“Obamacare” Goes to the Supreme Court
Monday, November 14th, 2011
This Monday the United States Supreme Court agreed to hear arguments on the constitutionality of the Affordable Care Act, sometimes called “Obamacare.” This is the sweeping health care reform act signed into law last year. Oral arguments will be presented to the Court in March, and a decisions is expected in June.
The Court’s decision will have an impact on the lives of all Americans, directly or indirectly, including those with mesothelioma. For example, when all provisions of the law go into effect in 2014, insurance companies will no longer be able to turn away applicants with pre-existing conditions. Many parts of the law are designed to keep Medicare costs down to keep the program solvent. It is projected that more than 30 million people will obtain health insurance who don’t have it now.
But several lawsuits have argued that Congress overstepped constitutional bounds in writing the law. A number of lower courts have heard these suits. Some have found the law constitutional, and some have not.
Most of the suits challenge the law’s “individual mandate” provision.
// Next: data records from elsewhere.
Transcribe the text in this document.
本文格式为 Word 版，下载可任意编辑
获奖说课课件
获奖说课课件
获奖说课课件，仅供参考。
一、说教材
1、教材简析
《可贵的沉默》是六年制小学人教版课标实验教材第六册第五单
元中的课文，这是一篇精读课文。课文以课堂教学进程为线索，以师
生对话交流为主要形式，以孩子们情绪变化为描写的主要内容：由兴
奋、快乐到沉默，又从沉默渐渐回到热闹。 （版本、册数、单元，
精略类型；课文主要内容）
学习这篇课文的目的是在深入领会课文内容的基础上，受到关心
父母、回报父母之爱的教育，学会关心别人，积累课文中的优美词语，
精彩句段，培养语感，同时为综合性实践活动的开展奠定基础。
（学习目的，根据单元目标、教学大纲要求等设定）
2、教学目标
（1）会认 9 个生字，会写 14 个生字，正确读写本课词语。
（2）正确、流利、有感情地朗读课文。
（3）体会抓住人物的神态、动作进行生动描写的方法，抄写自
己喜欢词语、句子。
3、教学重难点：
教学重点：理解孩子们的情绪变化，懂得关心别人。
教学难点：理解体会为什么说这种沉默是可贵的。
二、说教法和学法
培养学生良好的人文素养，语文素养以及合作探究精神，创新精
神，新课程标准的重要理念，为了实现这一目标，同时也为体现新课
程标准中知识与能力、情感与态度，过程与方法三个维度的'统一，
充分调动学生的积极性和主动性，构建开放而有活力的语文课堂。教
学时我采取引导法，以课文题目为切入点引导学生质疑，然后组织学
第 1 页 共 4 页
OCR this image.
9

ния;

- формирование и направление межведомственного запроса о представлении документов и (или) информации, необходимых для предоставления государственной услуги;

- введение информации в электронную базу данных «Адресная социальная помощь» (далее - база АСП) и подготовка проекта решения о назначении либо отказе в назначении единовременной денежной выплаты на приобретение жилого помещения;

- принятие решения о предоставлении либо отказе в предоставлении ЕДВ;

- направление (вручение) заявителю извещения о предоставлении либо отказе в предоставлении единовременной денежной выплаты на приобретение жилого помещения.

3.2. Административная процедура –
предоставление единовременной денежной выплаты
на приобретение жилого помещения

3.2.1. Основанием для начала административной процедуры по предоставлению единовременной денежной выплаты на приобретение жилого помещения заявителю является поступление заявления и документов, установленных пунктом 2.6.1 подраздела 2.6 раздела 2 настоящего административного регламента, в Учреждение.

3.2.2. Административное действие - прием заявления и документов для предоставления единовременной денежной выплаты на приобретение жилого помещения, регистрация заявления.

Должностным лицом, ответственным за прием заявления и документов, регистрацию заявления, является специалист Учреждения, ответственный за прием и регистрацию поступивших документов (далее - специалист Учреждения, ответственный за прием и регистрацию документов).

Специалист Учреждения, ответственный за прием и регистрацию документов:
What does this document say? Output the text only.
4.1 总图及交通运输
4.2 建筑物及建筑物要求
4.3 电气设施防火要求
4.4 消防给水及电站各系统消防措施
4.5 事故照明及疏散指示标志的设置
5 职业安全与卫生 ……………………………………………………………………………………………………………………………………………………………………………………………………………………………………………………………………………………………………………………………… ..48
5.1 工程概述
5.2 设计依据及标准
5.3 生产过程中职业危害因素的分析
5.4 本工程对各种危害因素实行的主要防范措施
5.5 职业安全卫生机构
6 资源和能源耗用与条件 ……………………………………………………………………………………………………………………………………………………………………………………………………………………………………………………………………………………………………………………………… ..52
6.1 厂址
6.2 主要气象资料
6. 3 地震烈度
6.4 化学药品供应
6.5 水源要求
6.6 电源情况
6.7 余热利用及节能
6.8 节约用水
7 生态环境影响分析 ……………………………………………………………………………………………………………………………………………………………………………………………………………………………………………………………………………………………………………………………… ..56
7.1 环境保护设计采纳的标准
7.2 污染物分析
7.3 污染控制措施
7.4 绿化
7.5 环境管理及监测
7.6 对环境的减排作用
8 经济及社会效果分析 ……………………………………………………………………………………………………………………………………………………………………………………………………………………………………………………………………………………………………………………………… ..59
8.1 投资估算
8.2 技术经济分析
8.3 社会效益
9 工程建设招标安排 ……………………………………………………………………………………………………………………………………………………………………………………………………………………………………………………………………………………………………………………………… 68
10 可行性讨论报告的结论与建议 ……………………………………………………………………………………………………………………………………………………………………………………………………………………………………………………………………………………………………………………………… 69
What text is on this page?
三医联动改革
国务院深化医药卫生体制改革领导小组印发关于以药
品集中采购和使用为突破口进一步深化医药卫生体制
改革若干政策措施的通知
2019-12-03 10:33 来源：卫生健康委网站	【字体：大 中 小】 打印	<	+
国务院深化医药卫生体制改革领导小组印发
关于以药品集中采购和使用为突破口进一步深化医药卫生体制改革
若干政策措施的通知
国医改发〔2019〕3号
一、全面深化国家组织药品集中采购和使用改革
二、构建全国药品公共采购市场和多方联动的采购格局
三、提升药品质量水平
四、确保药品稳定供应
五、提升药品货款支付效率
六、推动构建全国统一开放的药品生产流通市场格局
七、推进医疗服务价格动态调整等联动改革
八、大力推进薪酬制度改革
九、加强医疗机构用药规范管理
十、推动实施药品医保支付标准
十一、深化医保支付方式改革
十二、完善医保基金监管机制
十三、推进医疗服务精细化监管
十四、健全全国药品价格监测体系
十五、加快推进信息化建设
This provision, which goes into effect in 2014, requires that most individuals be covered by health insurance. Those who don’t receive insurance as an employee benefit, or qualify for a program such as Medicaid, will have to buy insurance on their own or pay a fine.
Opponents of the law say that the mandate is a federal intrusion into people’s private purchasing decisions. Further, imposing a fine for not doing something is not covered in the Constitution, they say.
Supporters of the law say that when many people decide to not purchase health insurance, it raises the cost of health insurance for those who do purchase it. Because such decisions, taken together, have a widespread effect on insurance markets, they can be regulated by Congress.
Also, many other provisions of the act would be unworkable without the individual mandate. For example, after 2014, insurance companies will no longer be able to refuse to sell someone a policy because of a pre-existing condition. If people can get away with not buying insurance until they get sick, the whole health insurance industry would break down. Thus, the individual mandate is considered “necessary and proper” for making the reform law work.
The Supreme Court justices have several questions to consider. One, does federal law allow the Court to stop the law from going into effect? Or will the law have to go into effect first, so that someone who claims being injured by the law files a suit?
Second, do the suits brought by states have “standing”? That means, can the states, as plaintiffs, demonstrate that the law actually harms the states? If not, those suits may be tossed out.
If the individual mandate is found unconstitutional, does that mean the entire Affordable Care Act is unconstitutional? Or can the mandate be “severed” from the act, so that the rest of the act would still stand? We’ll have to wait until June to find out what the Court thinks.